ATLANTA -- Under pressure to provide classrooms for an expected wave of new students, the school board of Cobb County, Ga., will consider final proposals today for a bond authorization that could reach $265 million.
School superintendent Grace O. Calhoun confirmed last week that the board reviewed three plans to provide general obligation bond funding for varying amounts of new school construction and renovation.
The most expensive option calls for $265 million of GOs, which would be covered by a property tax increase of three mills, or $3 per $1,000 of assessed valuation.
The other two plans are for $230 million in GOs, covered by a 2.5-mill tax increase, and $195 million of bonds, covered by a 2.1-mill tax increase.
Calhoun said the board will hold a work session on the proposals today and could agree by its next meeting, scheduled for next Monday, on a final borrowing plan to bring before voters. The superintendent said school officials would target March 21 as the date for the referendum.
Under Georgia law, local GO issues must be approved by a referendum.
Calhoun said that strong community support for renovations bodes well for passage of a bond referendum.
"Equity is needed to provide educational opportunity," Calhoun said in an interview. "The community's not angry about [the prospect of] increased taxes -- they just want their money's worth."
Calhoun noted that two previous general obligation issues in 1987 and 1991, used to build new classrooms for the booming enrollment, were not followed by a tax increase.
Calhoun said an upgrade of county schools is necessary because student enrollment is expected to swell almost 25%, to more than 100,000 by 2000, swamping existing facilities.
Currently, more than 10% of the students use mobile trailers as temporary classrooms. Cobb County has added 30 trailers since 1993, and now has 265.
The superintendent suggested that the school board is likely to agree on a $230 million borrowing plan, which would fund less construction of new schools than the more expensive option.
"Parents want [the board] to create a 'standard' for all schools rather than building a lot of new facilities," Calhoun said.
"On a school-by-school basis we examined costs to reach a standard equalization," said Bill Rodgers, the board's associate superintendent of finance. "Some questions about minimum requirements may remain, but there is significant need to take action."
The school board estimates nearly 800 new classrooms will be needed to manage the enrollment surge, Calhoun said.
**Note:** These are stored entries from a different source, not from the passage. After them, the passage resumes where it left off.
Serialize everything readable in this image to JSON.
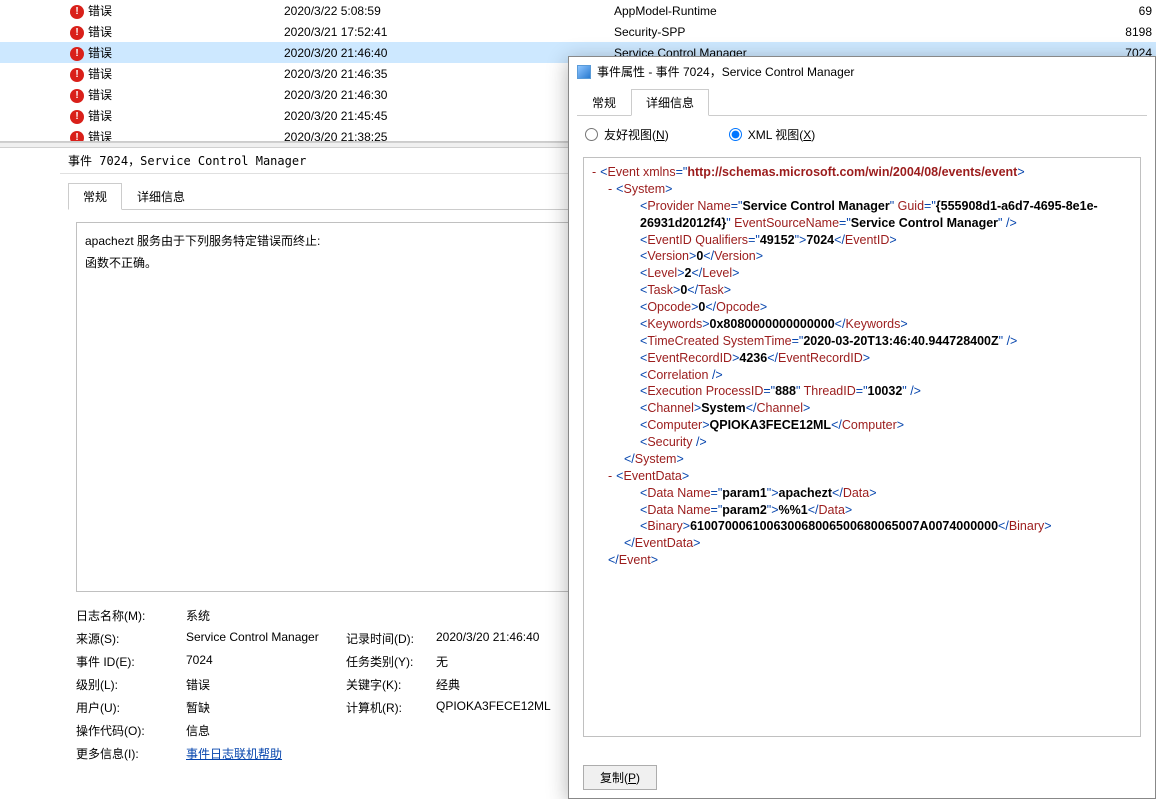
{
  "bottom_title": "事件 7024，Service Control Manager",
  "events": [
    {
      "level": "错误",
      "date": "2020/3/22 5:08:59",
      "source": "AppModel-Runtime",
      "id": "69"
    },
    {
      "level": "错误",
      "date": "2020/3/21 17:52:41",
      "source": "Security-SPP",
      "id": "8198"
    },
    {
      "level": "错误",
      "date": "2020/3/20 21:46:40",
      "source": "Service Control Manager",
      "id": "7024",
      "selected": true
    },
    {
      "level": "错误",
      "date": "2020/3/20 21:46:35",
      "source": "",
      "id": ""
    },
    {
      "level": "错误",
      "date": "2020/3/20 21:46:30",
      "source": "",
      "id": ""
    },
    {
      "level": "错误",
      "date": "2020/3/20 21:45:45",
      "source": "",
      "id": ""
    },
    {
      "level": "错误",
      "date": "2020/3/20 21:38:25",
      "source": "",
      "id": ""
    }
  ],
  "tabs": {
    "general": "常规",
    "details": "详细信息"
  },
  "detail_lines": [
    "apachezt 服务由于下列服务特定错误而终止:",
    "函数不正确。"
  ],
  "meta": {
    "log_name_label": "日志名称(M):",
    "log_name": "系统",
    "source_label": "来源(S):",
    "source": "Service Control Manager",
    "logged_label": "记录时间(D):",
    "logged": "2020/3/20 21:46:40",
    "eventid_label": "事件 ID(E):",
    "eventid": "7024",
    "task_label": "任务类别(Y):",
    "task": "无",
    "level_label": "级别(L):",
    "level": "错误",
    "keywords_label": "关键字(K):",
    "keywords": "经典",
    "user_label": "用户(U):",
    "user": "暂缺",
    "computer_label": "计算机(R):",
    "computer": "QPIOKA3FECE12ML",
    "opcode_label": "操作代码(O):",
    "opcode": "信息",
    "more_label": "更多信息(I):",
    "more_link": "事件日志联机帮助"
  },
  "dialog": {
    "title": "事件属性 - 事件 7024，Service Control Manager",
    "radio_friendly": "友好视图",
    "radio_friendly_key": "N",
    "radio_xml": "XML 视图",
    "radio_xml_key": "X",
    "copy_btn": "复制",
    "copy_key": "P"
  },
  "xml": {
    "xmlns": "http://schemas.microsoft.com/win/2004/08/events/event",
    "provider_name": "Service Control Manager",
    "provider_guid": "{555908d1-a6d7-4695-8e1e-26931d2012f4}",
    "event_source_name": "Service Control Manager",
    "eventid_qualifiers": "49152",
    "eventid": "7024",
    "version": "0",
    "level": "2",
    "task": "0",
    "opcode": "0",
    "keywords": "0x8080000000000000",
    "time_created": "2020-03-20T13:46:40.944728400Z",
    "event_record_id": "4236",
    "exec_pid": "888",
    "exec_tid": "10032",
    "channel": "System",
    "computer": "QPIOKA3FECE12ML",
    "param1_name": "param1",
    "param1_val": "apachezt",
    "param2_name": "param2",
    "param2_val": "%%1",
    "binary": "610070006100630068006500680065007A0074000000"
  }
}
According to the board's spokesman, Jerry Huff, each bond option seeks to cover four needs: construction of up to 12 new schools, classroom additions to existing schools, general renovations, and additions of advanced technology, such as computers and science laboratories.
If the bond authorization is approved, the borrowing will be sold in three phases, with the debt service ballooning in 2005 or 2006, said John McLeod, the school board's finance director. Cobb County's current bonded indebtedness of $200 million will be paid off in 2004.
A delayed vote in 1993 on a $95 million bond authorization increased the urgency of the current proposals, said McLeod.
The school district's most recent new-money debt offering was $39.9 million of GOs in 1991, according to the finance director. In 1993, the district sold $81 million of refunding debt.
By mid-December the school board will begin issuing requests for proposals from prospective bond counsel and underwriters, according to Calhoun.
For its 1991 bond issue the board chose Peterson Dillard Young Asselin Powell & Wilson as bond counsel. Sutherland, Asbill & Brennan served as underwriter's counsel. Both firms are based in Atlanta.